Right now, I'm focused on leadership and technical depth. On the leadership side, I've been building the advanced analytics team for the company from the ground up, and now I'm at an inflection point: how do I add the structure and process needed to scale across other countries while making myself redundant in day-to-day operations? My measure of success isn't how indispensable I am, it's whether this team can continue operating to the same standard I've set, but without me. On the technical side, my work with machine learning and optimization in mining has revealed significant gaps in the academic literature around mill optimization. This led me to pursue a doctorate at Purdue University, with a goal to develop a body of knowledge that improves how we optimize operations, bridging the gap between academic research and industrial application.
What emerging trend in business or technology are you paying close attention to, and why should MBAs care?
I'm paying close attention to GenAI and LLMs, but probably not for the reasons most people are. In my experience, LLMs are excellent at writing emails, code, and refining presentation language. I use them daily for that. But when you ask them to solve complex problems, that's where things break down. They're fine for simple tasks, but for the kind of technical, multifaceted problems I work on, they consistently fall short. There's a lot of hype around agents right now, and I find it hard to believe an agent could reliably solve the problems my team tackles.
MBAs should care because there's a broader lesson here about separating signal from noise. Companies are making bold claims about AI capabilities, and we need to ask: what's the incentive behind those statements? If a company admitted their models were plateauing, they'd struggle to raise capital.
LLMs are powerful tools, but stay grounded about what they can actually do. Use them strategically, supervise their output closely, and never outsource the thinking that's core to your competitive advantage.
What’s a leadership challenge you’re navigating right now that surprised you?
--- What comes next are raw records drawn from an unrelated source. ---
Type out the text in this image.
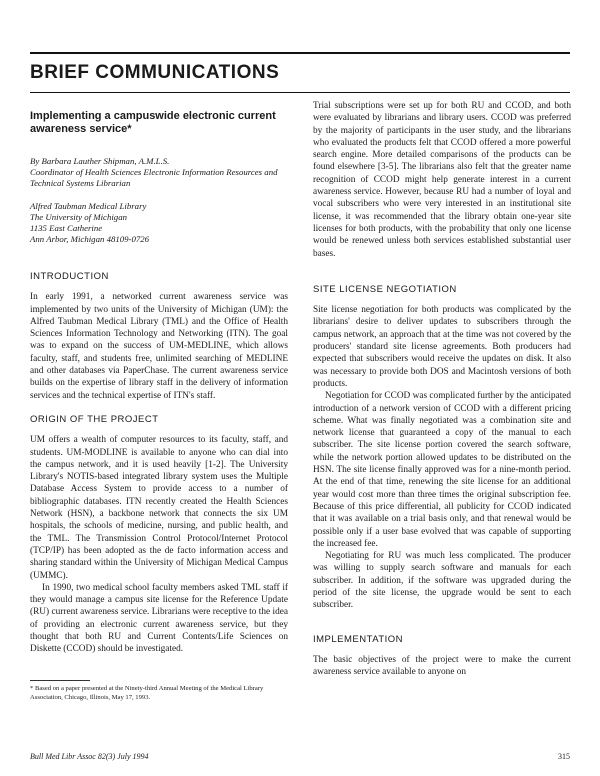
BRIEF COMMUNICATIONS
Implementing a campuswide electronic current awareness service*

By Barbara Lauther Shipman, A.M.L.S.

Coordinator of Health Sciences Electronic Information Resources and Technical Systems Librarian

Alfred Taubman Medical Library
The University of Michigan
1135 East Catherine
Ann Arbor, Michigan 48109-0726
INTRODUCTION

In early 1991, a networked current awareness service was implemented by two units of the University of Michigan (UM): the Alfred Taubman Medical Library (TML) and the Office of Health Sciences Information Technology and Networking (ITN). The goal was to expand on the success of UM-MEDLINE, which allows faculty, staff, and students free, unlimited searching of MEDLINE and other databases via PaperChase. The current awareness service builds on the expertise of library staff in the delivery of information services and the technical expertise of ITN's staff.

ORIGIN OF THE PROJECT

UM offers a wealth of computer resources to its faculty, staff, and students. UM-MODLINE is available to anyone who can dial into the campus network, and it is used heavily [1-2]. The University Library's NOTIS-based integrated library system uses the Multiple Database Access System to provide access to a number of bibliographic databases. ITN recently created the Health Sciences Network (HSN), a backbone network that connects the six UM hospitals, the schools of medicine, nursing, and public health, and the TML. The Transmission Control Protocol/Internet Protocol (TCP/IP) has been adopted as the de facto information access and sharing standard within the University of Michigan Medical Campus (UMMC).

In 1990, two medical school faculty members asked TML staff if they would manage a campus site license for the Reference Update (RU) current awareness service. Librarians were receptive to the idea of providing an electronic current awareness service, but they thought that both RU and Current Contents/Life Sciences on Diskette (CCOD) should be investigated.

* Based on a paper presented at the Ninety-third Annual Meeting of the Medical Library Association, Chicago, Illinois, May 17, 1993.

Trial subscriptions were set up for both RU and CCOD, and both were evaluated by librarians and library users. CCOD was preferred by the majority of participants in the user study, and the librarians who evaluated the products felt that CCOD offered a more powerful search engine. More detailed comparisons of the products can be found elsewhere [3-5]. The librarians also felt that the greater name recognition of CCOD might help generate interest in a current awareness service. However, because RU had a number of loyal and vocal subscribers who were very interested in an institutional site license, it was recommended that the library obtain one-year site licenses for both products, with the probability that only one license would be renewed unless both services established substantial user bases.

SITE LICENSE NEGOTIATION

Site license negotiation for both products was complicated by the librarians' desire to deliver updates to subscribers through the campus network, an approach that at the time was not covered by the producers' standard site license agreements. Both producers had expected that subscribers would receive the updates on disk. It also was necessary to provide both DOS and Macintosh versions of both products.

Negotiation for CCOD was complicated further by the anticipated introduction of a network version of CCOD with a different pricing scheme. What was finally negotiated was a combination site and network license that guaranteed a copy of the manual to each subscriber. The site license portion covered the search software, while the network portion allowed updates to be distributed on the HSN. The site license finally approved was for a nine-month period. At the end of that time, renewing the site license for an additional year would cost more than three times the original subscription fee. Because of this price differential, all publicity for CCOD indicated that it was available on a trial basis only, and that renewal would be possible only if a user base evolved that was capable of supporting the increased fee.

Negotiating for RU was much less complicated. The producer was willing to supply search software and manuals for each subscriber. In addition, if the software was upgraded during the period of the site license, the upgrade would be sent to each subscriber.

IMPLEMENTATION

The basic objectives of the project were to make the current awareness service available to anyone on

Bull Med Libr Assoc 82(3) July 1994	315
The challenge that's surprised me most is bringing a data-driven perspective to a company that's been operating successfully for 125 years. The challenge is two-fold: learn a highly technical industry fast enough to be credible, while building trust with operators that an outsider can add value.
What I've found is that two things are critical. First, you need a sponsor who has a voice and is respected in the organization. Second, is how you approach experienced operators. The framing I use is: you know your process and how to operate it better than anyone, and my team and I know math, statistics, and machine learning. Let's team up and build something together that's better than what either of us could do alone.
What’s one assumption you held at graduation that has since changed?
One assumption I held at graduation was that I knew what I had learned at Darden. I could point to the hard skills (analytics, finance, strategy) and the soft skills like communication and leadership frameworks. But what I've come to realize is that the real learning wasn't what I could list on a resume. It was the transformation I went through during the process itself.
Darden's real power, at least for me, wasn't what I learned in the moment. It was discovering, after graduation, that I had become capable of handling complexity and uncertainty in ways I couldn't have before. That transformation is something you can only see in the rearview mirror.